2. Diagnose the Cause
Next, it's time to find out what's behind the problem, right down to "grass roots" level. For example, if the problem is a fall in sales, the company will likely ask questions such as:
- Is there an issue with the product? Is it poor quality, unfashionable or priced too high? What led to this?
- Is the sales team inexperienced, or lacking motivation? When and how did that come about?
- Is there conflict between departments, or between the business and its suppliers? What impact does it have?
- Are company systems or equipment holding back otherwise creative and skilled employees? How exactly?
- Is there a new competitor on the block that's stealing customers? Is it offering a different product, lower prices, better service, or something else? What's changed out there in the market?
The investigation can quickly involve more areas of the organization than looked likely at the start, so be ready for you and your team to be asked to contribute. Use the McKinsey 7-S Framework to begin your diagnosis, and use Cause and Effect Diagrams, Flow Charts, and Root Cause Analysis to dig deeper.
You might be involved in analyzing existing data, running focus groups, interviewing people one-on-one, or conducting surveys. Talking to people can give critically important context and insight that explain the bald facts and figures.
3. Design and Act
At last, it's time to act – but it might not be easy! You'll have thought of all sorts of solutions during the research phases, but so will other participants – and you might not agree with one another. This is where input from an OD practitioner can be particularly helpful. He or she could help bring everyone together in the design and implementation of a solution that's right for the whole organization.
Any OD "effort" will include improving structures, processes and culture, and aligning them to the organization's priorities. It will involve individual and team development. And there might be work to do on goal setting, appraisals or rewards, to help improve employees' performance and motivation. But the key to successful change is to tailor these interventions to your organization, department or team.
It's wise to pilot parts of a wide-ranging program before rolling out the whole thing, so your team might need some reassurance that this long-awaited change will happen. And remember that the process is cyclical, so there'll be opportunities for more change later.
4. Evaluate and Embed
In this phase, you and your team will likely take part in gathering evidence of the program's outcome. As in Diagnosis, there will be a range of methods to employ, informal and formal, personal and impersonal.

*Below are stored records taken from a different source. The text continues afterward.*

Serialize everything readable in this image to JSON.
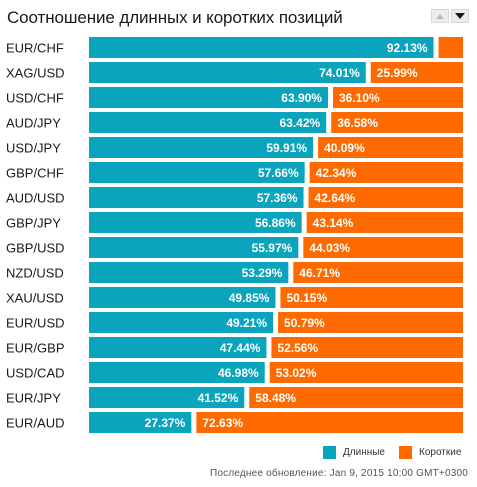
{
  "header": {
    "title": "Соотношение длинных и коротких позиций"
  },
  "footer": {
    "updated_label": "Последнее обновление:",
    "updated_value": "Jan 9, 2015 10:00 GMT+0300"
  },
  "colors": {
    "long": "#0aa4bc",
    "short": "#ff6a00"
  },
  "chart_data": {
    "type": "bar",
    "stacked": true,
    "orientation": "horizontal",
    "categories": [
      "EUR/CHF",
      "XAG/USD",
      "USD/CHF",
      "AUD/JPY",
      "USD/JPY",
      "GBP/CHF",
      "AUD/USD",
      "GBP/JPY",
      "GBP/USD",
      "NZD/USD",
      "XAU/USD",
      "EUR/USD",
      "EUR/GBP",
      "USD/CAD",
      "EUR/JPY",
      "EUR/AUD"
    ],
    "series": [
      {
        "name": "Длинные",
        "values": [
          92.13,
          74.01,
          63.9,
          63.42,
          59.91,
          57.66,
          57.36,
          56.86,
          55.97,
          53.29,
          49.85,
          49.21,
          47.44,
          46.98,
          41.52,
          27.37
        ],
        "labels": [
          "92.13%",
          "74.01%",
          "63.90%",
          "63.42%",
          "59.91%",
          "57.66%",
          "57.36%",
          "56.86%",
          "55.97%",
          "53.29%",
          "49.85%",
          "49.21%",
          "47.44%",
          "46.98%",
          "41.52%",
          "27.37%"
        ]
      },
      {
        "name": "Короткие",
        "values": [
          7.87,
          25.99,
          36.1,
          36.58,
          40.09,
          42.34,
          42.64,
          43.14,
          44.03,
          46.71,
          50.15,
          50.79,
          52.56,
          53.02,
          58.48,
          72.63
        ],
        "labels": [
          "",
          "25.99%",
          "36.10%",
          "36.58%",
          "40.09%",
          "42.34%",
          "42.64%",
          "43.14%",
          "44.03%",
          "46.71%",
          "50.15%",
          "50.79%",
          "52.56%",
          "53.02%",
          "58.48%",
          "72.63%"
        ]
      }
    ],
    "xlim": [
      0,
      100
    ],
    "grid": false,
    "legend": "bottom-right"
  }
}
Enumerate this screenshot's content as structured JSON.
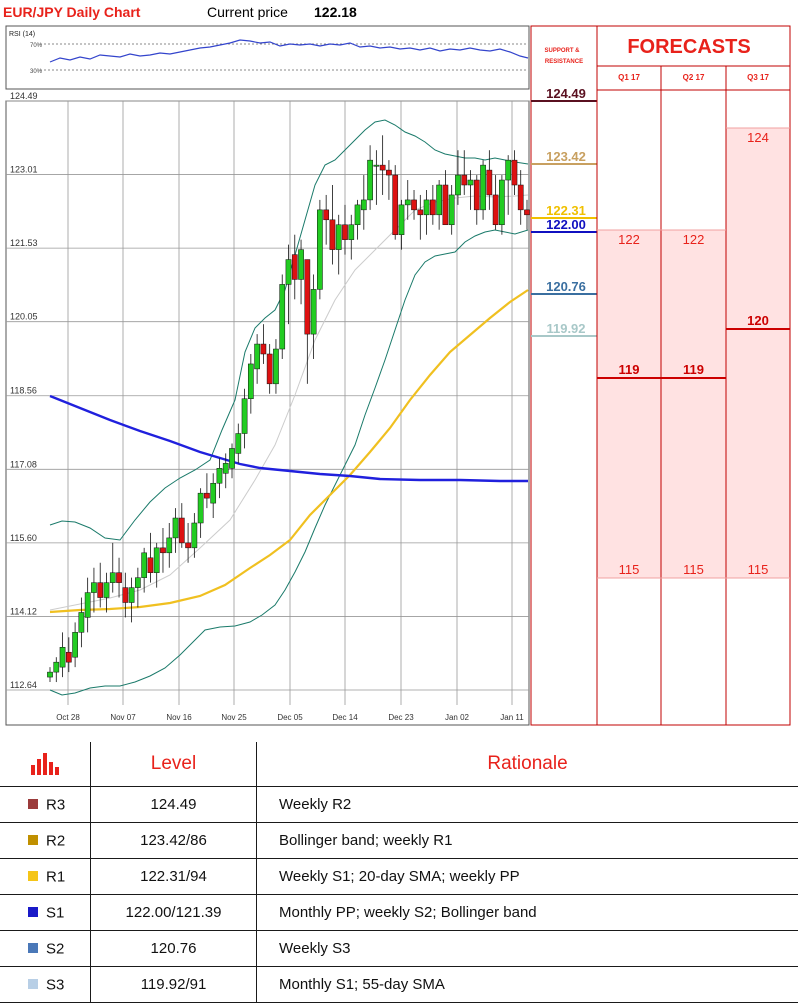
{
  "header": {
    "title": "EUR/JPY Daily Chart",
    "price_label": "Current price",
    "price_value": "122.18"
  },
  "rsi": {
    "label": "RSI (14)",
    "level_high": "70%",
    "level_low": "30%"
  },
  "sr_header": "SUPPORT & RESISTANCE",
  "forecasts": {
    "title": "FORECASTS",
    "quarters": [
      "Q1 17",
      "Q2 17",
      "Q3 17"
    ],
    "columns": [
      {
        "high": 122,
        "mid": 119,
        "low": 115
      },
      {
        "high": 122,
        "mid": 119,
        "low": 115
      },
      {
        "high": 124,
        "mid": 120,
        "low": 115
      }
    ]
  },
  "levels": [
    {
      "value": "124.49",
      "color": "#5a1020",
      "key": "R3"
    },
    {
      "value": "123.42",
      "color": "#c8a060",
      "key": "R2"
    },
    {
      "value": "122.31",
      "color": "#f0c000",
      "key": "R1"
    },
    {
      "value": "122.00",
      "color": "#1010c0",
      "key": "S1"
    },
    {
      "value": "120.76",
      "color": "#3a6fa0",
      "key": "S2"
    },
    {
      "value": "119.92",
      "color": "#a8c8c8",
      "key": "S3"
    }
  ],
  "chart_data": {
    "type": "candlestick",
    "title": "EUR/JPY Daily Chart",
    "y_ticks": [
      "124.49",
      "123.01",
      "121.53",
      "120.05",
      "118.56",
      "117.08",
      "115.60",
      "114.12",
      "112.64"
    ],
    "x_ticks": [
      "Oct 28",
      "Nov 07",
      "Nov 16",
      "Nov 25",
      "Dec 05",
      "Dec 14",
      "Dec 23",
      "Jan 02",
      "Jan 11"
    ],
    "ylim": [
      112.64,
      124.49
    ],
    "series": [
      {
        "name": "",
        "type": "candles",
        "ohlc": [
          [
            112.9,
            113.1,
            112.8,
            113.0
          ],
          [
            113.0,
            113.3,
            112.8,
            113.2
          ],
          [
            113.1,
            113.8,
            112.9,
            113.5
          ],
          [
            113.4,
            113.7,
            113.0,
            113.2
          ],
          [
            113.3,
            114.0,
            113.1,
            113.8
          ],
          [
            113.8,
            114.5,
            113.5,
            114.2
          ],
          [
            114.1,
            114.9,
            113.8,
            114.6
          ],
          [
            114.6,
            115.1,
            114.2,
            114.8
          ],
          [
            114.8,
            115.2,
            114.3,
            114.5
          ],
          [
            114.5,
            115.0,
            114.2,
            114.8
          ],
          [
            114.8,
            115.6,
            114.6,
            115.0
          ],
          [
            115.0,
            115.3,
            114.5,
            114.8
          ],
          [
            114.7,
            115.0,
            114.1,
            114.4
          ],
          [
            114.4,
            114.9,
            114.0,
            114.7
          ],
          [
            114.7,
            115.1,
            114.3,
            114.9
          ],
          [
            114.9,
            115.5,
            114.6,
            115.4
          ],
          [
            115.3,
            115.8,
            114.8,
            115.0
          ],
          [
            115.0,
            115.6,
            114.7,
            115.5
          ],
          [
            115.5,
            115.9,
            115.0,
            115.4
          ],
          [
            115.4,
            116.0,
            115.1,
            115.7
          ],
          [
            115.7,
            116.3,
            115.4,
            116.1
          ],
          [
            116.1,
            116.4,
            115.5,
            115.6
          ],
          [
            115.6,
            116.0,
            115.2,
            115.5
          ],
          [
            115.5,
            116.2,
            115.3,
            116.0
          ],
          [
            116.0,
            116.7,
            115.7,
            116.6
          ],
          [
            116.6,
            117.0,
            116.3,
            116.5
          ],
          [
            116.4,
            117.0,
            116.1,
            116.8
          ],
          [
            116.8,
            117.3,
            116.5,
            117.1
          ],
          [
            117.0,
            117.4,
            116.7,
            117.2
          ],
          [
            117.1,
            117.6,
            116.9,
            117.5
          ],
          [
            117.4,
            118.0,
            117.2,
            117.8
          ],
          [
            117.8,
            118.7,
            117.5,
            118.5
          ],
          [
            118.5,
            119.4,
            118.2,
            119.2
          ],
          [
            119.1,
            119.8,
            118.8,
            119.6
          ],
          [
            119.6,
            120.0,
            119.2,
            119.4
          ],
          [
            119.4,
            119.6,
            118.6,
            118.8
          ],
          [
            118.8,
            119.7,
            118.6,
            119.5
          ],
          [
            119.5,
            121.0,
            119.3,
            120.8
          ],
          [
            120.8,
            121.6,
            120.0,
            121.3
          ],
          [
            121.4,
            121.8,
            120.5,
            120.9
          ],
          [
            120.9,
            121.7,
            120.4,
            121.5
          ],
          [
            121.3,
            121.3,
            118.8,
            119.8
          ],
          [
            119.8,
            121.0,
            119.3,
            120.7
          ],
          [
            120.7,
            122.5,
            120.5,
            122.3
          ],
          [
            122.3,
            122.6,
            121.6,
            122.1
          ],
          [
            122.1,
            122.8,
            121.2,
            121.5
          ],
          [
            121.5,
            122.2,
            121.0,
            122.0
          ],
          [
            122.0,
            122.4,
            121.4,
            121.7
          ],
          [
            121.7,
            122.2,
            121.3,
            122.0
          ],
          [
            122.0,
            122.5,
            121.7,
            122.4
          ],
          [
            122.3,
            123.0,
            121.9,
            122.5
          ],
          [
            122.5,
            123.6,
            122.3,
            123.3
          ],
          [
            123.2,
            123.5,
            122.4,
            123.2
          ],
          [
            123.2,
            123.8,
            122.6,
            123.1
          ],
          [
            123.1,
            123.3,
            122.5,
            123.0
          ],
          [
            123.0,
            123.2,
            121.7,
            121.8
          ],
          [
            121.8,
            122.5,
            121.5,
            122.4
          ],
          [
            122.4,
            122.9,
            122.1,
            122.5
          ],
          [
            122.5,
            122.7,
            122.1,
            122.3
          ],
          [
            122.3,
            122.6,
            121.7,
            122.2
          ],
          [
            122.2,
            122.7,
            121.8,
            122.5
          ],
          [
            122.5,
            122.8,
            122.0,
            122.2
          ],
          [
            122.2,
            122.9,
            121.9,
            122.8
          ],
          [
            122.8,
            123.1,
            122.0,
            122.0
          ],
          [
            122.0,
            122.8,
            121.8,
            122.6
          ],
          [
            122.6,
            123.5,
            122.4,
            123.0
          ],
          [
            123.0,
            123.5,
            122.6,
            122.8
          ],
          [
            122.8,
            123.1,
            122.3,
            122.9
          ],
          [
            122.9,
            123.0,
            122.0,
            122.3
          ],
          [
            122.3,
            123.3,
            122.1,
            123.2
          ],
          [
            123.1,
            123.5,
            122.3,
            122.6
          ],
          [
            122.6,
            123.0,
            121.9,
            122.0
          ],
          [
            122.0,
            123.0,
            121.8,
            122.9
          ],
          [
            122.9,
            123.4,
            122.2,
            123.3
          ],
          [
            123.3,
            123.5,
            122.6,
            122.8
          ],
          [
            122.8,
            123.1,
            122.0,
            122.3
          ],
          [
            122.3,
            122.5,
            121.9,
            122.2
          ]
        ]
      }
    ]
  }
}
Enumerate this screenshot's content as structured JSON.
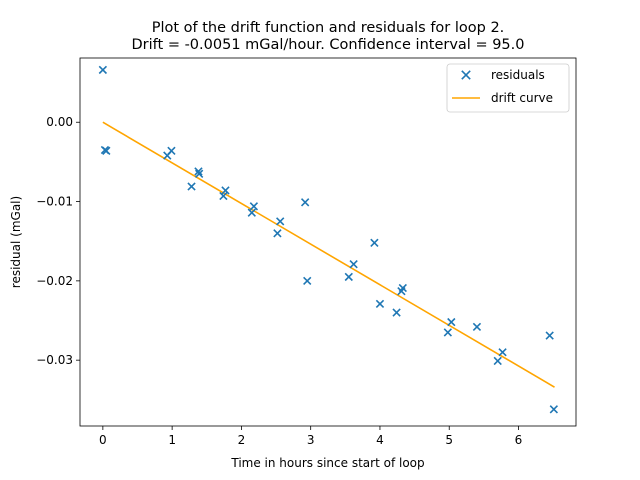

If the effort proves to have been successful, your leaders will adopt the change formally and then you'll play an important role in embedding it in everyday working life. If any parts of the program failed, or had unexpected results, you might be taken back to the beginning of the cycle to re-examine the problem and its causes, and to redesign the intervention. Keep in mind that the first action might have been the right one but its execution could have been flawed – but that would tell you there's another problem to deal with!
Organization, or organizational, development (OD) is a change-management model that focuses on improving a company's performance and health by looking across its structures and functions, taking a human approach to processes and culture, and involving employees at all levels.
OD can be applied strategically to a whole organization or more tactically to smaller units, at a time of crisis or as continuous improvement. Many OD programs follow a cyclical action-research process: Define the Problem, Diagnose the Cause, Design and Act, and Evaluate and Embed.
You and your team could be involved at any point of a business-wide program, being asked to collaborate openly across functional and departmental boundaries, for the common good. You can also independently apply OD principles to situations within your team at any time.